Another interesting activity is to schedule weekly Zoom calls where you host your children and their playmates for a play-date while practicing their Mandarin together. During this allotted time, everyone has to speak at least some Mandarin to each other.
Although they may need to rely on English as a crutch at the start, it is okay. Start with small steps until speaking in Mandarin to their friends becomes more and more natural. The idea is to normalize the use of Mandarin. The more they use it, the more natural it becomes.
3. Ask your child simple questions in Chinese to build their confidence
As your child progresses in confidence, ask them questions in Chinese and get them to reply to you in Chinese as well. Get them to describe what they are doing in Mandarin when you see them doing various tasks at home. This would be a welcome mental stimulation while they do mundane tasks such as packing their bag, making their bed, folding the clothes, washing the dishes, sweeping the floor and the like.
Throughout the day, start asking them simple questions in Chinese, such as if they have eaten their dinner yet, or how their day has been. Remember that it is not about how much they can memorise, but more about getting them to be curious and thinking about the language.

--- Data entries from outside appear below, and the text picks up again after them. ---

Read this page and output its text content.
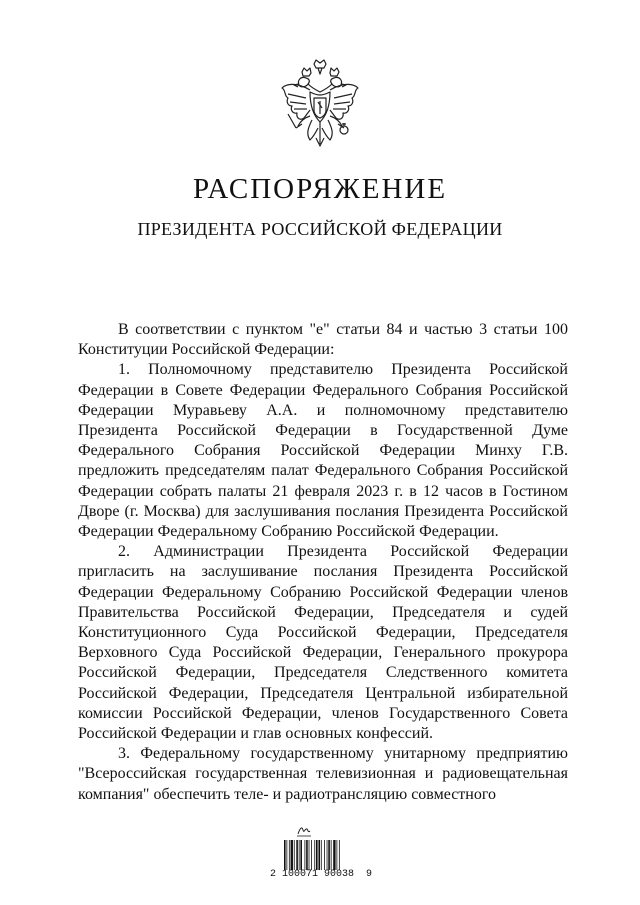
РАСПОРЯЖЕНИЕ
ПРЕЗИДЕНТА РОССИЙСКОЙ ФЕДЕРАЦИИ

В соответствии с пунктом "е" статьи 84 и частью 3 статьи 100 Конституции Российской Федерации:

1. Полномочному представителю Президента Российской Федерации в Совете Федерации Федерального Собрания Российской Федерации Муравьеву А.А. и полномочному представителю Президента Российской Федерации в Государственной Думе Федерального Собрания Российской Федерации Минху Г.В. предложить председателям палат Федерального Собрания Российской Федерации собрать палаты 21 февраля 2023 г. в 12 часов в Гостином Дворе (г. Москва) для заслушивания послания Президента Российской Федерации Федеральному Собранию Российской Федерации.

2. Администрации Президента Российской Федерации пригласить на заслушивание послания Президента Российской Федерации Федеральному Собранию Российской Федерации членов Правительства Российской Федерации, Председателя и судей Конституционного Суда Российской Федерации, Председателя Верховного Суда Российской Федерации, Генерального прокурора Российской Федерации, Председателя Следственного комитета Российской Федерации, Председателя Центральной избирательной комиссии Российской Федерации, членов Государственного Совета Российской Федерации и глав основных конфессий.

3. Федеральному государственному унитарному предприятию "Всероссийская государственная телевизионная и радиовещательная компания" обеспечить теле- и радиотрансляцию совместного

2 100071 90038  9
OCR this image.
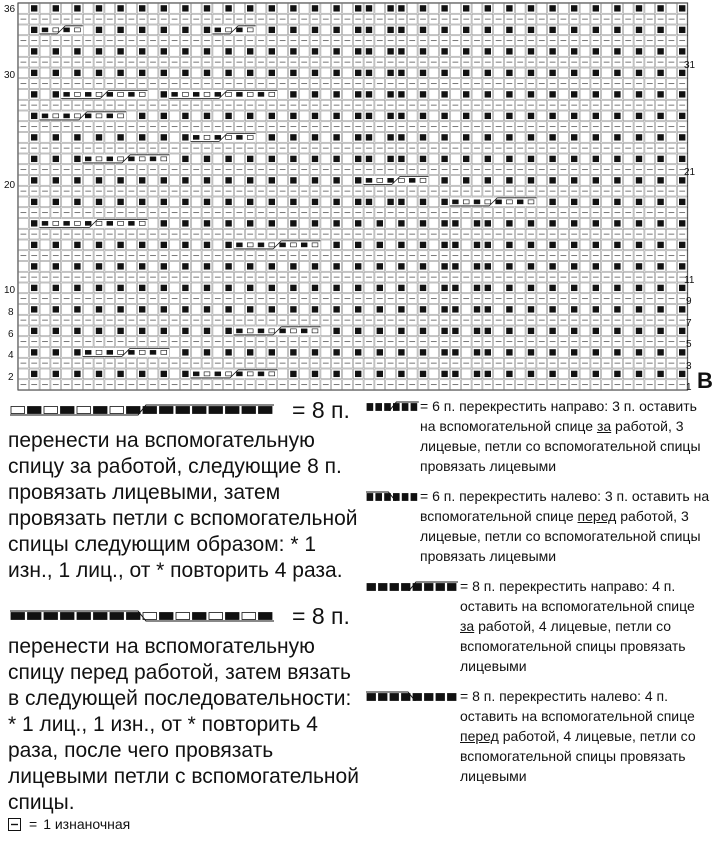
36
30
20
10
8
6
4
2
31
21
11
9
7
5
3
1 B
= 8 п.
перенести на вспомогательную спицу за работой, следующие 8 п. провязать лицевыми, затем провязать петли с вспомогательной спицы следующим образом: * 1 изн., 1 лиц., от * повторить 4 раза.
= 8 п.
перенести на вспомогательную спицу перед работой, затем вязать в следующей последовательности: * 1 лиц., 1 изн., от * повторить 4 раза, после чего провязать лицевыми петли с вспомогательной спицы.
= 1 изнаночная
= 6 п. перекрестить направо: 3 п. оставить на вспомогательной спице за работой, 3 лицевые, петли со вспомогательной спицы провязать лицевыми
= 6 п. перекрестить налево: 3 п. оставить на вспомогательной спице перед работой, 3 лицевые, петли со вспомогательной спицы провязать лицевыми
= 8 п. перекрестить направо: 4 п. оставить на вспомогательной спице за работой, 4 лицевые, петли со вспомогательной спицы провязать лицевыми
= 8 п. перекрестить налево: 4 п. оставить на вспомогательной спице перед работой, 4 лицевые, петли со вспомогательной спицы провязать лицевыми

Habit #2: Talk through their difficulty in learning Chinese
Deep-seated fear of embarrassment often hinders children from picking up Chinese. As your kid begins to develop self-consciousness, they may also experience emotions that they are not yet equipped to process or communicate.
Children may feel awkward or frustrated when attempting to speak Mandarin or write in Chinese. They may even feel that they just cannot learn it when they see little progress after a few attempts. Yet, they may not know to properly digest and channel them in a constructive way.
This is a good opportunity to mentor them about taking up challenges that require a longer-term commitment. Encourage your kids to express their feelings and thoughts about their experience learning Chinese. This is not about learning Chinese or not, but about modelling the behaviour you want them to have when facing challenges, whether academically or in life in general. Be sure to make it a conversation, not an interrogation.
Habit #3: Teach kids to learn Chinese by learning it together with them
In our guest feature in the Education and Enrichment webinar at the Singapore Parenting Festival 2021, a resounding 58% of all parents indicated that their child has difficulty with learning the language during a poll. 62% of them also indicated that they do not speak enough Mandarin at home, speaking it less than 50% of the time. Family language environments can be classified into monolingual, bilingual or multilingual. To reach bilingual status, conversation of each language (including social environments e.g. in school) must reach 50%.
One of the best ways for kids to learn Mandarin is by learning it together with them. Try to incorporate more usage of Chinese into your family life. Make it a family activity by addressing your children by their Chinese name and interacting with them in Mandarin. This signals to them that you too are trying.
You may think “oh but my Chinese is so bad” and think that perhaps you’d rather leave it to the educators to take on that role. But remember that in your child’s eyes, you are irreplaceable. Leading by example helps them see the value in learning Chinese. This will impress them a lot more than admonishing them about why it’s important to learn Chinese. It may be difficult at first, but your child’s education is a rewarding journey that you can play an active part in.
Teaching a language such as Chinese to your kids can be incredibly challenging, so it’s best to make learning fun as much as possible. There’s no quick solution to helping your kid learn one of the world’s most difficult languages. The good news is, you can start small.
Think of it this way – the best way for your kid to learn Chinese is actually a journey, filled with opportunities to develop character, nurture an attitude of overcoming challenges in your child, and for wholesome and fun family bonding!